Posted on | March 12, 2007 | Comments Off on Bob Woodruff: The Exception to the Rule

Back in April 2006, I did a Health Politics program titled “The True Cost of the War in Iraq.” In the wake of Bob Woodruff’s ABC Special “To Iraq and Back;” plus the release of his and his wife Lee’s book, “In an Instant: A Family’s Journey of Love and Healing;” and especially following the release of the ever-expanding Washington Post investigative reports on the failures in continuity of care for injured soldiers within the Walter Reed Army Hospital Medical System — it is worth re-reading the HP program now, one year later.

As the Woodruff’s have said, they had the means (with the support of ABC) to opt out of the military system and seek the best care available in the United States.

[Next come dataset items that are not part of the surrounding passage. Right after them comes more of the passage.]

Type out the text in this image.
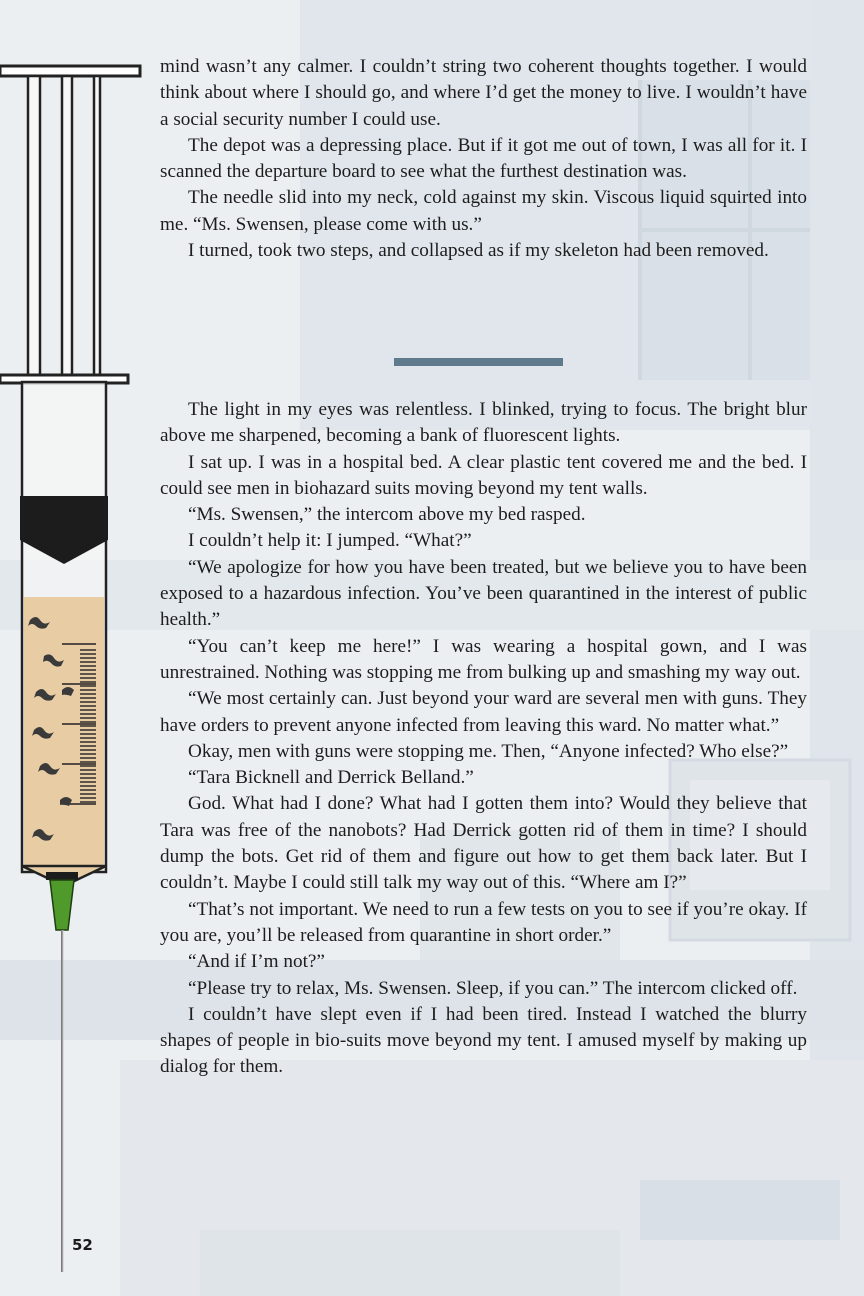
mind wasn’t any calmer. I couldn’t string two coherent thoughts together. I would think about where I should go, and where I’d get the money to live. I wouldn’t have a social security number I could use.

The depot was a depressing place. But if it got me out of town, I was all for it. I scanned the departure board to see what the furthest destination was.

The needle slid into my neck, cold against my skin. Viscous liquid squirted into me. “Ms. Swensen, please come with us.”

I turned, took two steps, and collapsed as if my skeleton had been removed.

The light in my eyes was relentless. I blinked, trying to focus. The bright blur above me sharpened, becoming a bank of fluorescent lights.

I sat up. I was in a hospital bed. A clear plastic tent covered me and the bed. I could see men in biohazard suits moving beyond my tent walls.

“Ms. Swensen,” the intercom above my bed rasped.

I couldn’t help it: I jumped. “What?”

“We apologize for how you have been treated, but we believe you to have been exposed to a hazardous infection. You’ve been quarantined in the interest of public health.”

“You can’t keep me here!” I was wearing a hospital gown, and I was unrestrained. Nothing was stopping me from bulking up and smashing my way out.

“We most certainly can. Just beyond your ward are several men with guns. They have orders to prevent anyone infected from leaving this ward. No matter what.”

Okay, men with guns were stopping me. Then, “Anyone infected? Who else?”

“Tara Bicknell and Derrick Belland.”

God. What had I done? What had I gotten them into? Would they believe that Tara was free of the nanobots? Had Derrick gotten rid of them in time? I should dump the bots. Get rid of them and figure out how to get them back later. But I couldn’t. Maybe I could still talk my way out of this. “Where am I?”

“That’s not important. We need to run a few tests on you to see if you’re okay. If you are, you’ll be released from quarantine in short order.”

“And if I’m not?”

“Please try to relax, Ms. Swensen. Sleep, if you can.” The intercom clicked off.

I couldn’t have slept even if I had been tired. Instead I watched the blurry shapes of people in bio-suits move beyond my tent. I amused myself by making up dialog for them.

52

Even with this support, the extent of Bob’s recovery is seen by all those involved with his care as nothing short of miraculous. What is increasingly clear though, is, if he had been an 18 year old from Mississippi, who had signed up with the local National Guard so he could afford college, and gone off to Iraq, been injured, and saved by rapid on-site care and transport out within 24 hours, he would likely have faced a very different future than does Bob Woodruff. The soldier’s future, which has become part of America’s long-term legacy, is apparently the rule. Bob Woodruff’s is the exception.